Rupert Henry Humphreys was born at Bootle in 1893, the eldest son of John Oliver Humphreys and Mary Ellen (nee Nutter)
 
His father was was a labourer with Bootle Borough Council who was born at Madeley, Shropshire and his mother was born at Everton. They were married on the 21st December 1890 at St.Mary’s C.of E. Church, Kirkdale.
 
1901 Census - 12 Sussex Street, Bootle - Parents John and Mary E, with children Rupert H, Mary E, Alice and Elizabeth Humphreys.
 
1911 Census - 6 Sussex Street, Bootle - Parents John and Mary E (Married 20 years with 8 children born and 5 still alive) and Rupert H. Mary E, Sarah A, Evan H and Elizabeth Humphreys.
 
The family were still living at 6 Sussex Street after the war.
 
Rupert was a labourer in a rubber works in 1911.
 
He enlisted in the army at Bootle. His service records have not survived but his medal card suggests that he was posted to the front after January 1916.
 
He was killed in action on the 22nd August 1916.

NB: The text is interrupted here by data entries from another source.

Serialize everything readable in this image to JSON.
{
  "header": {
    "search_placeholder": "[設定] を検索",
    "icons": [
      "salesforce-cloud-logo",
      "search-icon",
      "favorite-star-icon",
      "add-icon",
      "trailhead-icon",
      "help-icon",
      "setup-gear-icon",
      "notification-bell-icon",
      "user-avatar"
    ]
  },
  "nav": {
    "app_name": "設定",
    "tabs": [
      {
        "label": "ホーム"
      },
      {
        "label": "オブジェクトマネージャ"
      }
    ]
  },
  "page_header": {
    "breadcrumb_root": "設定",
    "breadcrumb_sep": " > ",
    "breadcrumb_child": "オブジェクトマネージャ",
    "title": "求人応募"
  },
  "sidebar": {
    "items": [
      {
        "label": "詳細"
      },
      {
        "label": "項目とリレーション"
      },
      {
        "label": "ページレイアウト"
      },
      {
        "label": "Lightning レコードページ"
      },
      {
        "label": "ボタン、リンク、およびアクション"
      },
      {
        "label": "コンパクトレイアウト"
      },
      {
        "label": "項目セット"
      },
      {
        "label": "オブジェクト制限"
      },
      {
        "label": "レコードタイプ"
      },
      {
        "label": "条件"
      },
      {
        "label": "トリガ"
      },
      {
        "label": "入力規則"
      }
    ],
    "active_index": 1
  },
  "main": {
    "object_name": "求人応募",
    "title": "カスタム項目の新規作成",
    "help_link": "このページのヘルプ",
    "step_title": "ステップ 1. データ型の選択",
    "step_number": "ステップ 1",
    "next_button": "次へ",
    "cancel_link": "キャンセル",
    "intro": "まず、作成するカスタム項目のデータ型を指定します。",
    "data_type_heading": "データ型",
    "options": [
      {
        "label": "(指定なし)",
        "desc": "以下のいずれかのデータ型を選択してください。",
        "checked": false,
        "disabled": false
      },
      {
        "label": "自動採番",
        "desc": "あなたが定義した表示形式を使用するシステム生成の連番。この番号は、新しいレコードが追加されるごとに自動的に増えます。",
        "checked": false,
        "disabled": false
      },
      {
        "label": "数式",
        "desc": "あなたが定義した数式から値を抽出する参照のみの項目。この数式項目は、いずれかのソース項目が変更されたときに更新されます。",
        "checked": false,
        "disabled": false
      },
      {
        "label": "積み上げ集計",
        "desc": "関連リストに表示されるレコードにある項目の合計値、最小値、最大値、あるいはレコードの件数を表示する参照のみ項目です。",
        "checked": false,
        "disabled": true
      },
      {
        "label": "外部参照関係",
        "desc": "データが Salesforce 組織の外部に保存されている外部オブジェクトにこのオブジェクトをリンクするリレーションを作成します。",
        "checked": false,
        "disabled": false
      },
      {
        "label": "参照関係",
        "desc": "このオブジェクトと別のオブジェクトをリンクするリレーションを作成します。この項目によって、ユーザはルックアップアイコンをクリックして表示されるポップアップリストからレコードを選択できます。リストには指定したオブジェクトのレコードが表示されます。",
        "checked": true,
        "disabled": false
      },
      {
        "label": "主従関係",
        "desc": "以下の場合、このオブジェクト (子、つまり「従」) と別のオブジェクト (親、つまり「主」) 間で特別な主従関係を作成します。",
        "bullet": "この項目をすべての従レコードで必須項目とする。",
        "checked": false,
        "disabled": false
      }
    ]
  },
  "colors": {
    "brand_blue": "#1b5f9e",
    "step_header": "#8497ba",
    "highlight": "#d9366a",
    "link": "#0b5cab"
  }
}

A report on his death appeared in the Bootle Times on the 22nd September 1916. His photo appeared in the report and is reproduced here with the kind permission of the Liverpool Daily Post & Echo
 
BOOTLE FUSILIER KILLED.
OFFICER SAYS HE DIED "LIKE A MAN AND A SOLDIER."
   Private Rupert Humphreys, of the Lancashire Fusiliers, was killed in action by a hand grenade on August 22nd, death being instantaneous. The Rev. R. Trench, chaplain, in a letter to the parents, who live at 6, Sussex-street, Bootle, said, "Your loss will be shared by the men of his company, for they have lost a good comrade and a good soldier" The deceased's captain wrote: "He is missed very noticably in the company, as he was a man of great promise and always so cheerful. He was killed by a rifle grenade in the front-line trench along with several others . . . . I feel sure he would not have you grieve, for he died like a man and a soldier - doing his duty bravely. He was buried on the 22nd in a small cemetery a mile behind the firing line."
   Private Humphreys was only 23 years of age, and for seven years previous to the war had been employed at the Litherland Rubber Works. He was formerly a playing member of Hawthorne Football Club.
   Mr. and Mrs. Humphreys have received a letter from the Rt. Hon. D. Lloyd George assuring them of the true sympathy of the King and Queen in their sorrow.